Installation / Uninstallation scripts

Next step was to think about an installation script, and an uninstaller. I've not done the uninstaller part, and it's a smart part, as it's basically removing some files from the system, so I'll probably do it in a near future.

distutils2 provides a way to install distributions, and to handle dependencies between releases. For now, this support is only about the last version of the METADATA (1.2) (See, the PEP 345), but I'm working on a compatibility layer for the old metadata, and for the informations provided via PIP requires.txt, for instance.

Extra work

Also, I've done some extra work. this includes:

working on the PEP 345, and having some discussion about it (about the names of some fields).
writing a PyPI server mock, useful for tests. you can find more information about it on the documentation.

Futures plans

As I said, I've enjoyed working on distutils2, and the people I've met here are really pleasant to work with. So I want to continue contributing on python, and especially on python packaging, because there is still a lot of things to do in this scope, to get something really usable.

I'm not plainly satisfied by the work I've done, so I'll probably tweak it a bit: the installer part is not yet completely finished, and I want to add support for a real REST index in the future.

We'll talk again of this in the next months, probably, but we definitely need a real REST API for PyPI, as the "simple" index is an ugly hack, in my opinion. I'll work on a serious proposition about this, maybe involving CouchDB, as it seems to be a good option for what we want here.

Issues

I've encountered some issues during this summer. The main one is that's hard to work remotely, especially being in the same room that we live, with others. I like to just think about a project with other people, a paper and a pencil, no computers. This have been not so possible at the start of the project, as I needed to read a lot of code to understand the codebase, and then to read/write emails.

I've finally managed to work in an office, so good point for home/office separation.
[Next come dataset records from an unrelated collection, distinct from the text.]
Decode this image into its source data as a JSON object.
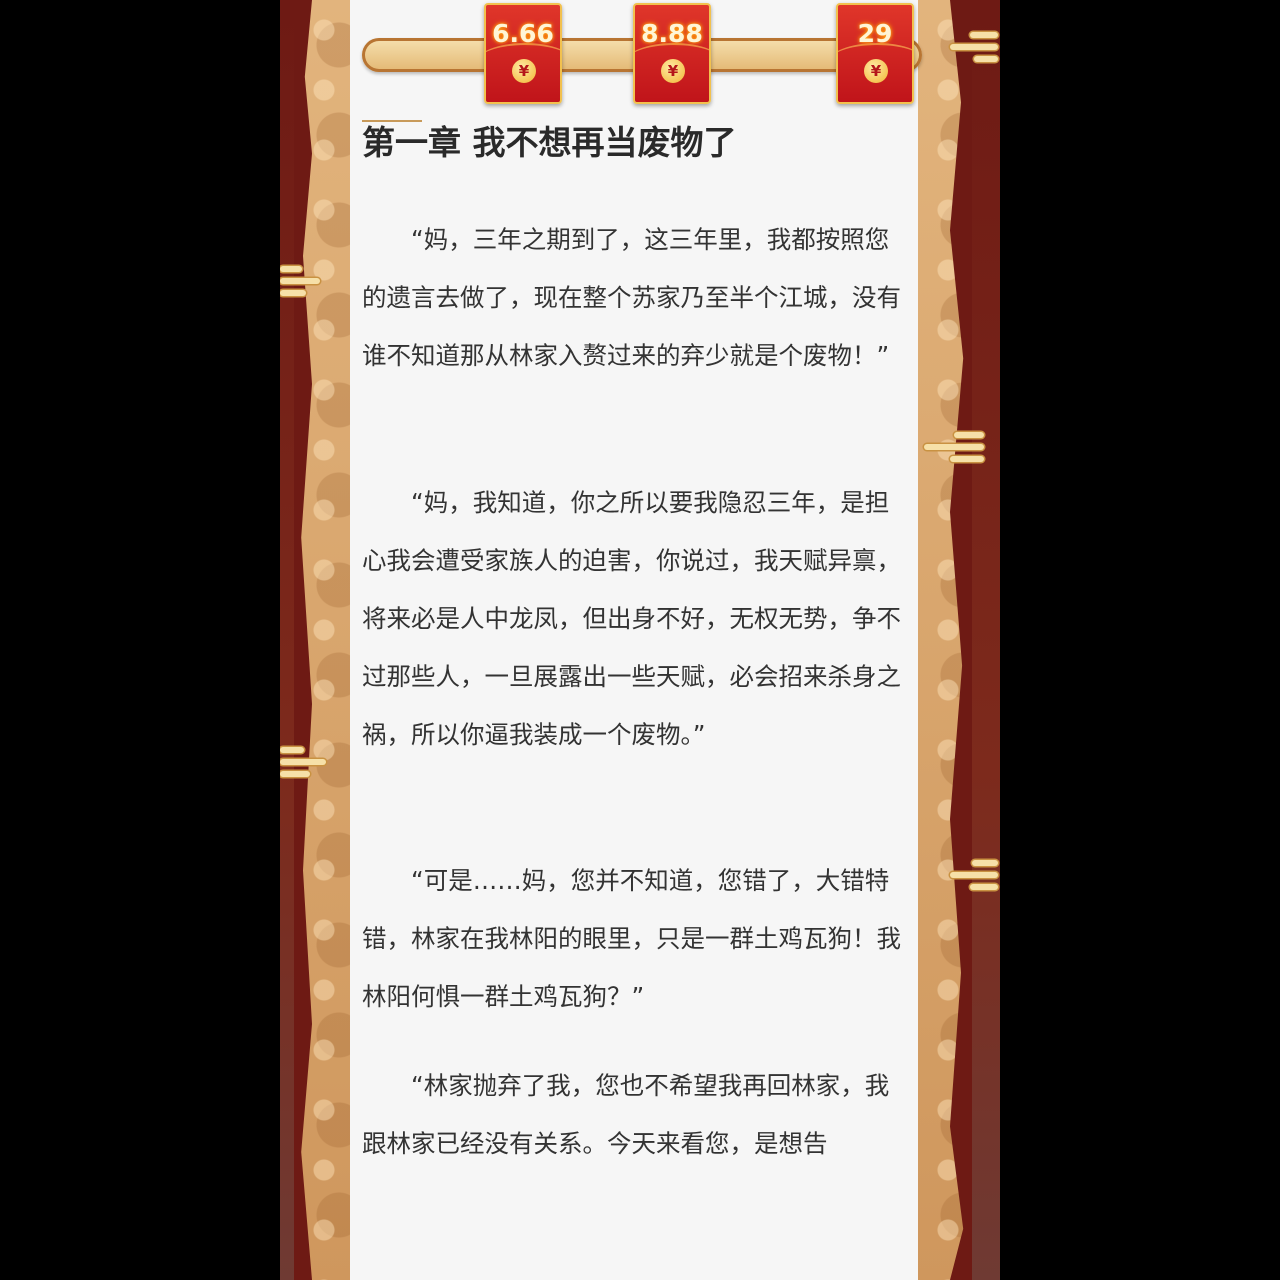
{
  "rewards": {
    "progress_fraction": 0.0,
    "envelopes": [
      {
        "amount": "6.66",
        "icon": "yuan-coin-icon",
        "symbol": "¥"
      },
      {
        "amount": "8.88",
        "icon": "yuan-coin-icon",
        "symbol": "¥"
      },
      {
        "amount": "29",
        "icon": "yuan-coin-icon",
        "symbol": "¥"
      }
    ]
  },
  "chapter": {
    "title": "第一章  我不想再当废物了",
    "paragraphs": [
      "“妈，三年之期到了，这三年里，我都按照您的遗言去做了，现在整个苏家乃至半个江城，没有谁不知道那从林家入赘过来的弃少就是个废物！”",
      "“妈，我知道，你之所以要我隐忍三年，是担心我会遭受家族人的迫害，你说过，我天赋异禀，将来必是人中龙凤，但出身不好，无权无势，争不过那些人，一旦展露出一些天赋，必会招来杀身之祸，所以你逼我装成一个废物。”",
      "“可是……妈，您并不知道，您错了，大错特错，林家在我林阳的眼里，只是一群土鸡瓦狗！我林阳何惧一群土鸡瓦狗？”",
      "“林家抛弃了我，您也不希望我再回林家，我跟林家已经没有关系。今天来看您，是想告"
    ]
  },
  "theme": {
    "border_red": "#6e1a14",
    "panel_tan": "#d9a46a",
    "page_bg": "#f6f6f6",
    "envelope_red": "#c0141a",
    "gold": "#f2c14e"
  },
  "decor_icons": [
    "cloud-ornament-icon"
  ]
}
I'd not planned there will be so a high number of emails to read, in order to follow what's up in the python world, and be a part of the community seems to takes some times to read/write emails, especially for those (like me) that arent so confortable with english (but this had brought me some english fu !).

Thanks !

A big thanks to Graine Libre and Makina Corpus, which has offered me to come into their offices from time to time, to share they cheerfulness ! Many thanks too to the Google Summer of Code program for setting up such an initiative. If you're a student, if you're interested about FOSS, dont hesitate any second, it's a really good opportunity to work on interesting projects!